- Jurisdiction: Norfolk Island
- Location: Kingston
- Appeals to: Supreme Court of Norfolk Island
- Judge term length: mandatory retirement by age of 70
- Number of positions: 4 (1 Chief Magistrate; 3 Magistrates)

Chief Magistrate
- Currently: Wendy Cull
- Since: 8 June 2017

= Norfolk Island Court of Petty Sessions =

The Norfolk Island Court of Petty Sessions was created by the Court of Petty Sessions Act 1960 (Norfolk Island), and is the equivalent of most Australian mainland Magistrates' Courts or Local Courts.

== Jurisdiction ==
The court is constituted under the Court of Petty Sessions Act 1960 (NI). It is an inferior court and it is also a court of record. The court exercises a civil jurisdiction where sum does not exceed A$60,000. The court has criminal jurisdiction over matters of a summary nature relating to summary convictions, where a person is made liable to a penalty or punishment or to pay a sum of money for an offence, as well as minor family law applications. The jurisdiction of the court may be exercised by the Chief Magistrate or any of the 3 Magistrates, usually being three Justices of the Peace or Magistrates appointed or resident locally on Norfolk Island. The Chief Magistrate as of 8 June 2017 has been Wendy Cull.

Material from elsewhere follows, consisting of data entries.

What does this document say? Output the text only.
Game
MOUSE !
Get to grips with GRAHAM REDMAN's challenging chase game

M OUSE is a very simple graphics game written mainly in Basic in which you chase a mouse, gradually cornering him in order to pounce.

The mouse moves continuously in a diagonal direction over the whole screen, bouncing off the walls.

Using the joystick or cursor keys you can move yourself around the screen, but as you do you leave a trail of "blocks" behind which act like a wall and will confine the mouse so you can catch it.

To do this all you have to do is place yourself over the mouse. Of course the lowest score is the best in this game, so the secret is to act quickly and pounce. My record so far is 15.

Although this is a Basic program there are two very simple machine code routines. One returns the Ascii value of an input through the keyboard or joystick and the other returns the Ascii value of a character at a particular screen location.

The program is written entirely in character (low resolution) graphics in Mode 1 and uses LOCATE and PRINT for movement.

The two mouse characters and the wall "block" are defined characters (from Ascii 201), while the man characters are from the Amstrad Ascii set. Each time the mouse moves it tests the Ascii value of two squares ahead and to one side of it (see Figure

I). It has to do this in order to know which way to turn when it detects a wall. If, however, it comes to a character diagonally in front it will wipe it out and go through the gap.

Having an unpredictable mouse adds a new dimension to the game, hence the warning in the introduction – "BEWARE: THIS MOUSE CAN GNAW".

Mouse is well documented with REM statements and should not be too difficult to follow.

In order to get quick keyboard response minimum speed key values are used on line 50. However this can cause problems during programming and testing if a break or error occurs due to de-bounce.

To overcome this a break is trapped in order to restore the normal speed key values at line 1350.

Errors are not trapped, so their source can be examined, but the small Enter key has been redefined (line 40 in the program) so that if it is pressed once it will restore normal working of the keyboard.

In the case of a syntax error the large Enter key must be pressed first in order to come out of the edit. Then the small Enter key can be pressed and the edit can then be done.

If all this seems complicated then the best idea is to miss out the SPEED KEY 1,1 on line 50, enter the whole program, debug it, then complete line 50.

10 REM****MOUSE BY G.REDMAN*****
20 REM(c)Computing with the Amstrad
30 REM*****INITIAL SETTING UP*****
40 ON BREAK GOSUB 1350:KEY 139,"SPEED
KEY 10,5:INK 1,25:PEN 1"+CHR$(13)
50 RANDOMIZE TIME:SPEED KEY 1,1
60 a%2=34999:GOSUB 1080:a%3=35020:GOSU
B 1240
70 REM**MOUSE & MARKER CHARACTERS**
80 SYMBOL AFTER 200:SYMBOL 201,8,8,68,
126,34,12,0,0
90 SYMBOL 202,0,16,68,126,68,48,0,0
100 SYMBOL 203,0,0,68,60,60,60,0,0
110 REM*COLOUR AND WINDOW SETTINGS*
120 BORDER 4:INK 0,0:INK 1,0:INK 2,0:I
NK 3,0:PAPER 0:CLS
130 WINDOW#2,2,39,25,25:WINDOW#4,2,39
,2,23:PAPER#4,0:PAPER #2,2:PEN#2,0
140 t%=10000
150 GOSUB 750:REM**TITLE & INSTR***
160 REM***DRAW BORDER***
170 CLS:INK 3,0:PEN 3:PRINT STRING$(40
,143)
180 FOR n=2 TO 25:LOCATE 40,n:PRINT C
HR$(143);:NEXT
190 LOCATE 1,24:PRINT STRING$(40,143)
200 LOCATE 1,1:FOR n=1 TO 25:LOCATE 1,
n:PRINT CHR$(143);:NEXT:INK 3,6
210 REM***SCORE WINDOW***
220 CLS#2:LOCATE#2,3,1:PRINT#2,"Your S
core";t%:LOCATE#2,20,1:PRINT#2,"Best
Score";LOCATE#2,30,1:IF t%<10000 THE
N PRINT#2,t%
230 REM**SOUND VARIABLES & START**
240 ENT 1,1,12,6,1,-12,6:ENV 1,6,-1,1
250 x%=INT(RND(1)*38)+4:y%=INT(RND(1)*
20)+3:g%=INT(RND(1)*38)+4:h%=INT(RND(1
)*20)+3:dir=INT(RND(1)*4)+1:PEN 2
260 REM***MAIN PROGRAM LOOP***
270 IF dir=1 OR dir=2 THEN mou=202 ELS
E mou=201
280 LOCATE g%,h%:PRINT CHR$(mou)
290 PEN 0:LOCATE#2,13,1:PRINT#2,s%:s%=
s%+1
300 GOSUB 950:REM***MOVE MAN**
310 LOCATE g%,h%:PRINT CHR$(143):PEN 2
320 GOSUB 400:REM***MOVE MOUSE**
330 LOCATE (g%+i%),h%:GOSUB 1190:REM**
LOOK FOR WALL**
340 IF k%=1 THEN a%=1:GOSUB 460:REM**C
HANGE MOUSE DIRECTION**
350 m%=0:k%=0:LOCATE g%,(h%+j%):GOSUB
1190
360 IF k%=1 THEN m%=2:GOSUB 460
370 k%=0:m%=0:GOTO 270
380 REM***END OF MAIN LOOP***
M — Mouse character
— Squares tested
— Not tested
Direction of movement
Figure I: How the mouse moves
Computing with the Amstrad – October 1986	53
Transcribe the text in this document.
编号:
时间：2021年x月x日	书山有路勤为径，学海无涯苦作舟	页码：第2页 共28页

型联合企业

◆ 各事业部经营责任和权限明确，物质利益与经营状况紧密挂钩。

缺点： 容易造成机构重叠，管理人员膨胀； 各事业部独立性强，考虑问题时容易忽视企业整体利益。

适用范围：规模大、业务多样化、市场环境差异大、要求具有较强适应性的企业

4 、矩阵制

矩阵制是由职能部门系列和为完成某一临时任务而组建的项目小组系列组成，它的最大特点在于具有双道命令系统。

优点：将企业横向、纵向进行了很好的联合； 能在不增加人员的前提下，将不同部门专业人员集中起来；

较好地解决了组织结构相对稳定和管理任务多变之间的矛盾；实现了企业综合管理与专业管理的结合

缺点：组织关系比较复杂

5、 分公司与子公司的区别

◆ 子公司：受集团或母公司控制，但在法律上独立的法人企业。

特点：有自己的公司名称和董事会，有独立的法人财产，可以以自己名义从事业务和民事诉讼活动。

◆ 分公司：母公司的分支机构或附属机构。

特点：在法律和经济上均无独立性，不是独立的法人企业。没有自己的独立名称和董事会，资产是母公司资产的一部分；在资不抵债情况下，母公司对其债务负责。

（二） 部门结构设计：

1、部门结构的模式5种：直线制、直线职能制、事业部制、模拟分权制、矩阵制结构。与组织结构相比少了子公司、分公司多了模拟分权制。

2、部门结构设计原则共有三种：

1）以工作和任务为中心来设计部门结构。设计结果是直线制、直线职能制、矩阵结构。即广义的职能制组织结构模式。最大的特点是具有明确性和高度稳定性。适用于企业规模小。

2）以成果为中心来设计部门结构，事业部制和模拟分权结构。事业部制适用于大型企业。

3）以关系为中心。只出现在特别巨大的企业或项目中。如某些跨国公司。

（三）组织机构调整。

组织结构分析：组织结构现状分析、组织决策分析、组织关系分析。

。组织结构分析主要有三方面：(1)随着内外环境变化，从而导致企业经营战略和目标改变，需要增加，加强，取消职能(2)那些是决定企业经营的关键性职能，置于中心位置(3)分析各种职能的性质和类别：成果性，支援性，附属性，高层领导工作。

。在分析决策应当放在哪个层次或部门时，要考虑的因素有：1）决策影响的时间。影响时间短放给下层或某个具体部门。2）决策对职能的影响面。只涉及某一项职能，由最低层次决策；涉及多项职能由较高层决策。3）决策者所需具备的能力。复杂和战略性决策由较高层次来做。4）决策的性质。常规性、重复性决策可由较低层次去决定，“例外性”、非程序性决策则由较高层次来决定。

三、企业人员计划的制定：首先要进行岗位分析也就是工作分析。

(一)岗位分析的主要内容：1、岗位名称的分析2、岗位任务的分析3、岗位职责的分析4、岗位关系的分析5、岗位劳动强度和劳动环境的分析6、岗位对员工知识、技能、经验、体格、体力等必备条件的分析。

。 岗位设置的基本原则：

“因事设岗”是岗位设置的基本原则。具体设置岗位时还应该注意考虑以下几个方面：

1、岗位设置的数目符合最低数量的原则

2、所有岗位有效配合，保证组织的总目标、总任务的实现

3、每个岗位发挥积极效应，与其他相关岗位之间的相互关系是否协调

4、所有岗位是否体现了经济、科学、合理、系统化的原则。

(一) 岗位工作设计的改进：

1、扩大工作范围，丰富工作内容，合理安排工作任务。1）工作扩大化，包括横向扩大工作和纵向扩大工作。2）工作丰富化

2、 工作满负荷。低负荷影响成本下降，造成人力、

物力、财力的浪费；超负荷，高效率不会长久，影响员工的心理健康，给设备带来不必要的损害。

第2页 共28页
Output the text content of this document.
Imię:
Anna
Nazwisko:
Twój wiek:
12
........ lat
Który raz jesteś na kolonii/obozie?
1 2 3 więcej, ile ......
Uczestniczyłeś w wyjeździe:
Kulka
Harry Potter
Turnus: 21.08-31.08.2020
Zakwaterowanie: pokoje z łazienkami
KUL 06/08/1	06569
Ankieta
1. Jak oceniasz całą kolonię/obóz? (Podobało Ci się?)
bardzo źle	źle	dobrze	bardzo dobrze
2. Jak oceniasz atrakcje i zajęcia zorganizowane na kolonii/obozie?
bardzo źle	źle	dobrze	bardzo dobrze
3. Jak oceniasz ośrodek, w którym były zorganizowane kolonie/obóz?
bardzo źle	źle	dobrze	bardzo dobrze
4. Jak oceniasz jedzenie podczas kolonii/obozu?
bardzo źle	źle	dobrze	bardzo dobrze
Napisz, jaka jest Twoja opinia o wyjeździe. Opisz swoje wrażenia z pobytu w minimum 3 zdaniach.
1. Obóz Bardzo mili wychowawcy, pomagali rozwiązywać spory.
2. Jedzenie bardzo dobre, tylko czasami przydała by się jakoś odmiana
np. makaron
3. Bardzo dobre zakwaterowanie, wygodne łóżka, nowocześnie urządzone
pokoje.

A person may appeal a judgment of the court to the Supreme Court of Norfolk Island where, in civil proceedings, judgment is given for at least A$100, or in criminal proceedings, where the person has been fined not less than A$10 or sentenced to imprisonment for any term.

== Role ==
The Chief Magistrate of Norfolk Island is usually the office holder from time to time of the Chief Magistrate of the Australian Capital Territory (ACT). The Court of Petty Sessions usually sits once a month on Norfolk Island to deal with any pending criminal matters of a summary or regulatory nature. The Court can be convened by telephone/audio link up for more serious matters likely to require a committal hearing and eventual trial in the Supreme Court of Norfolk Island.